Here, I would like to give you a resume of what I said up there:


1. Provide forage: Horses are natural grazers, so their diet should primarily consist of good-quality forage such as grass or hay. Ensure they have access to forage throughout the day, ideally by turning them out on pasture or by providing frequent hay feedings.


2. Consider the horse's weight and activity level: The amount of forage and grains you feed will depend on the horse's weight, body condition, and workload.

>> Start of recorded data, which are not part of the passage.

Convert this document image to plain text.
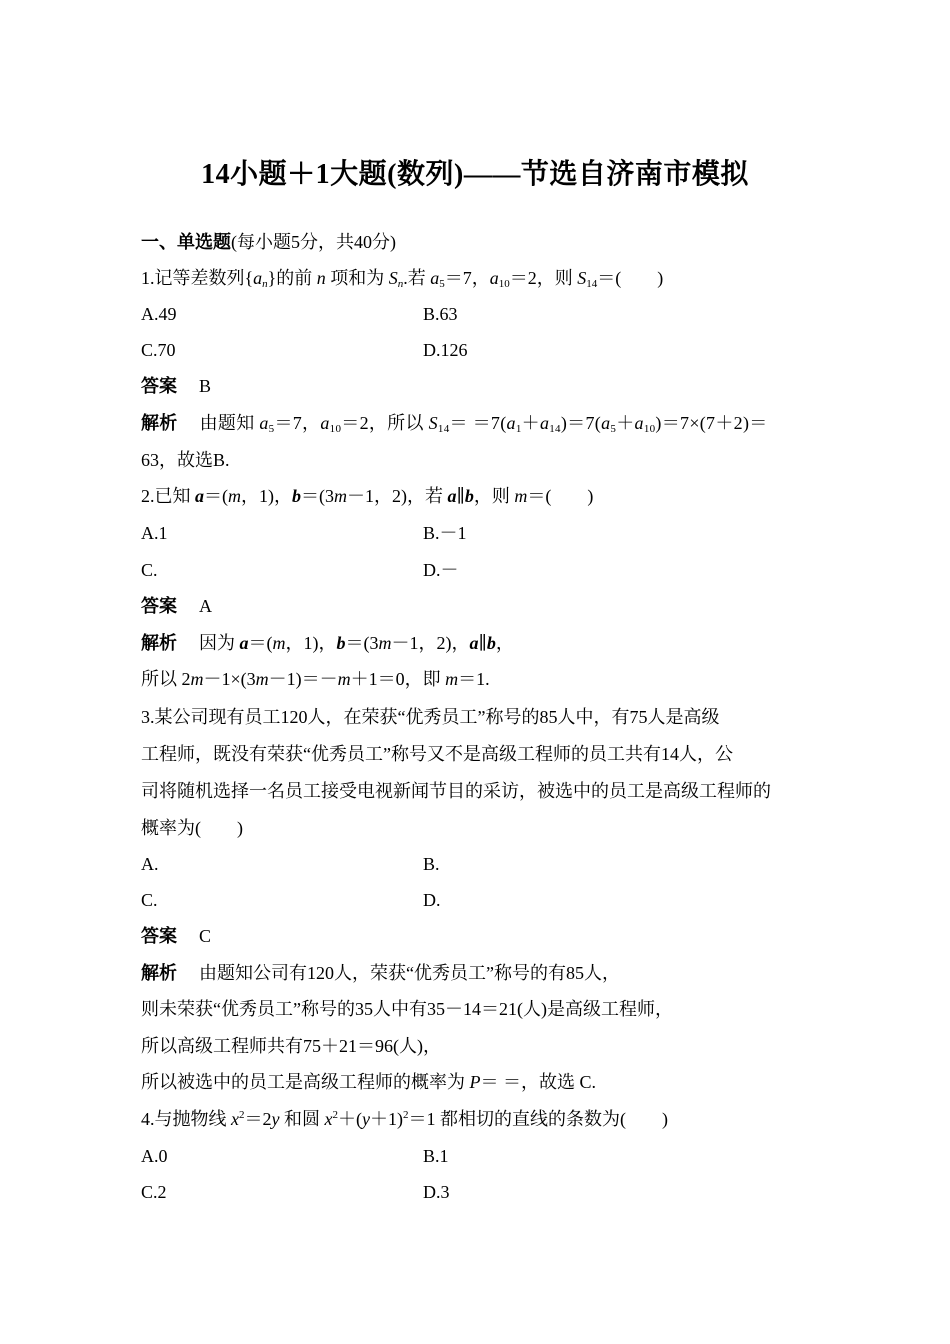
14小题＋1大题(数列)——节选自济南市模拟
一、单选题(每小题5分，共40分)
1.记等差数列$\{a_n\}$的前 n 项和为 $S_n$.若 $a_5=7$，$a_{10}=2$，则 $S_{14}=$(　　)
A.49	B.63
C.70	D.126
答案 B
解析 由题知 $a_5=7$，$a_{10}=2$，所以 $S_{14}= =7(a_1+a_{14})=7(a_5+a_{10})=7\times(7+2)=$
63，故选B.
2.已知 a＝(m，1)，b＝(3m－1，2)，若 a∥b，则 m＝(　　)
A.1	B.－1
C.	D.－
答案 A
解析 因为 a＝(m，1)，b＝(3m－1，2)，a∥b，
所以 2m－1×(3m－1)＝－m＋1＝0，即 m＝1.
3.某公司现有员工120人，在荣获“优秀员工”称号的85人中，有75人是高级
工程师，既没有荣获“优秀员工”称号又不是高级工程师的员工共有14人，公
司将随机选择一名员工接受电视新闻节目的采访，被选中的员工是高级工程师的
概率为(　　)
A.	B.
C.	D.
答案 C
解析 由题知公司有120人，荣获“优秀员工”称号的有85人，
则未荣获“优秀员工”称号的35人中有35－14＝21(人)是高级工程师，
所以高级工程师共有75＋21＝96(人)，
所以被选中的员工是高级工程师的概率为 P＝ ＝，故选 C.
4.与抛物线 $x^2=2y$ 和圆 $x^2+(y+1)^2=1$ 都相切的直线的条数为(　　)
A.0	B.1
C.2	D.3
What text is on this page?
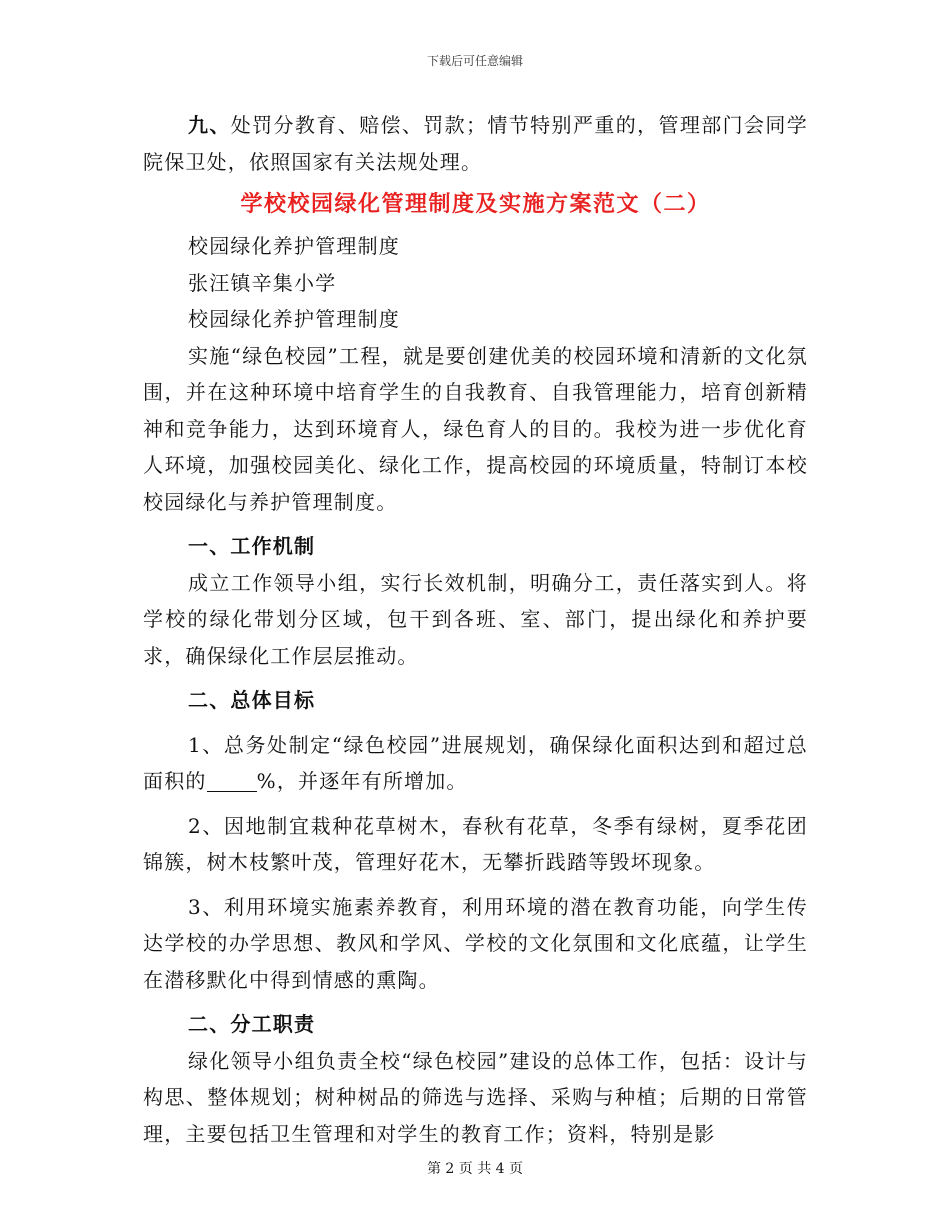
下载后可任意编辑

九、处罚分教育、赔偿、罚款；情节特别严重的，管理部门会同学院保卫处，依照国家有关法规处理。

学校校园绿化管理制度及实施方案范文（二）

校园绿化养护管理制度

张汪镇辛集小学

校园绿化养护管理制度

实施“绿色校园”工程，就是要创建优美的校园环境和清新的文化氛围，并在这种环境中培育学生的自我教育、自我管理能力，培育创新精神和竞争能力，达到环境育人，绿色育人的目的。我校为进一步优化育人环境，加强校园美化、绿化工作，提高校园的环境质量，特制订本校校园绿化与养护管理制度。

一、工作机制

成立工作领导小组，实行长效机制，明确分工，责任落实到人。将学校的绿化带划分区域，包干到各班、室、部门，提出绿化和养护要求，确保绿化工作层层推动。

二、总体目标

1、总务处制定“绿色校园”进展规划，确保绿化面积达到和超过总面积的	%，并逐年有所增加。

2、因地制宜栽种花草树木，春秋有花草，冬季有绿树，夏季花团锦簇，树木枝繁叶茂，管理好花木，无攀折践踏等毁坏现象。

3、利用环境实施素养教育，利用环境的潜在教育功能，向学生传达学校的办学思想、教风和学风、学校的文化氛围和文化底蕴，让学生在潜移默化中得到情感的熏陶。

二、分工职责

绿化领导小组负责全校“绿色校园”建设的总体工作，包括：设计与构思、整体规划；树种树品的筛选与选择、采购与种植；后期的日常管理，主要包括卫生管理和对学生的教育工作；资料，特别是影

第 2 页 共 4 页
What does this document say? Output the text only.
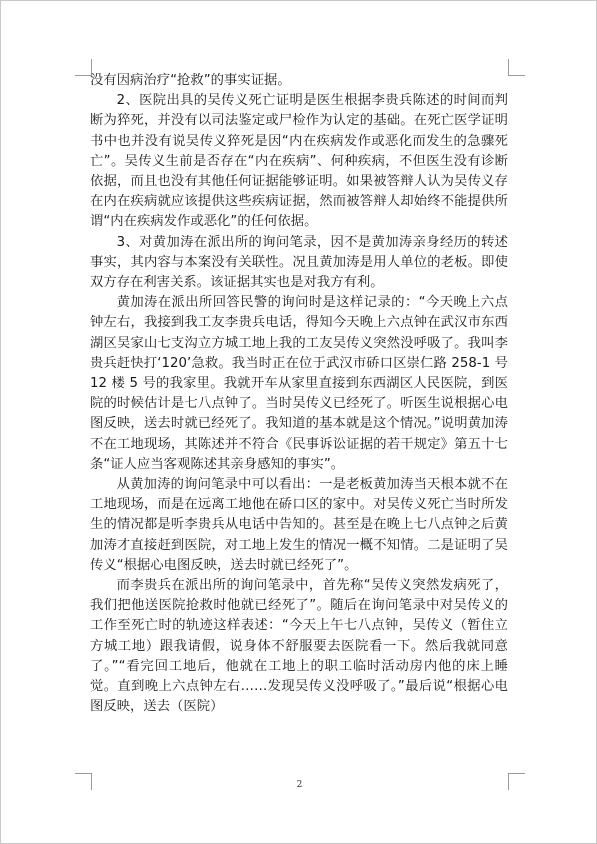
没有因病治疗“抢救”的事实证据。

2、医院出具的吴传义死亡证明是医生根据李贵兵陈述的时间而判断为猝死，并没有以司法鉴定或尸检作为认定的基础。在死亡医学证明书中也并没有说吴传义猝死是因“内在疾病发作或恶化而发生的急骤死亡”。吴传义生前是否存在“内在疾病”、何种疾病，不但医生没有诊断依据，而且也没有其他任何证据能够证明。如果被答辩人认为吴传义存在内在疾病就应该提供这些疾病证据，然而被答辩人却始终不能提供所谓“内在疾病发作或恶化”的任何依据。

3、对黄加涛在派出所的询问笔录，因不是黄加涛亲身经历的转述事实，其内容与本案没有关联性。况且黄加涛是用人单位的老板。即使双方存在利害关系。该证据其实也是对我方有利。

黄加涛在派出所回答民警的询问时是这样记录的：“今天晚上六点钟左右，我接到我工友李贵兵电话，得知今天晚上六点钟在武汉市东西湖区吴家山七支沟立方城工地上我的工友吴传义突然没呼吸了。我叫李贵兵赶快打‘120’急救。我当时正在位于武汉市硚口区崇仁路 258-1 号 12 楼 5 号的我家里。我就开车从家里直接到东西湖区人民医院，到医院的时候估计是七八点钟了。当时吴传义已经死了。听医生说根据心电图反映，送去时就已经死了。我知道的基本就是这个情况。”说明黄加涛不在工地现场，其陈述并不符合《民事诉讼证据的若干规定》第五十七条“证人应当客观陈述其亲身感知的事实”。

从黄加涛的询问笔录中可以看出：一是老板黄加涛当天根本就不在工地现场，而是在远离工地他在硚口区的家中。对吴传义死亡当时所发生的情况都是听李贵兵从电话中告知的。甚至是在晚上七八点钟之后黄加涛才直接赶到医院，对工地上发生的情况一概不知情。二是证明了吴传义“根据心电图反映，送去时就已经死了”。

而李贵兵在派出所的询问笔录中，首先称“吴传义突然发病死了，我们把他送医院抢救时他就已经死了”。随后在询问笔录中对吴传义的工作至死亡时的轨迹这样表述：“今天上午七八点钟，吴传义（暂住立方城工地）跟我请假，说身体不舒服要去医院看一下。然后我就同意了。”“看完回工地后，他就在工地上的职工临时活动房内他的床上睡觉。直到晚上六点钟左右……发现吴传义没呼吸了。”最后说“根据心电图反映，送去（医院）

2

3. Divide meals: Instead of feeding large meals, divide your horse's daily ration into multiple smaller meals. This helps mimic their natural grazing behavior and aids in proper digestion.


4. Introduce concentrates cautiously: If your horse requires additional energy or nutrients, you can supplement their diet with concentrates such as grains. Start with small quantities and gradually increase over time. Be sure to choose a balanced feed that meets the horse's nutritional requirements.


5. Provide fresh, clean water: Ensure your horse always has access to clean, fresh water. Clean the water trough regularly to prevent contamination.


6. Monitor body condition: Regularly assess your horse's body condition to ensure they are neither overweight nor underweight. Adjust their feed accordingly to maintain an ideal weight.


7. Provide salt and mineral supplements: Horses require essential minerals in their diet. A salt block or loose salt should be available for them to lick.


8. Consider individual needs: Some horses may have specific dietary requirements due to health conditions or allergies. In this case I would work closely with a veterinarian or equine nutritionist to develop a feeding plan tailored to your horse's individual needs.


Remember, these are general guidelines, and it's crucial to consult an equine nutritionists to develop a feeding plan suitable for your horse's specific needs.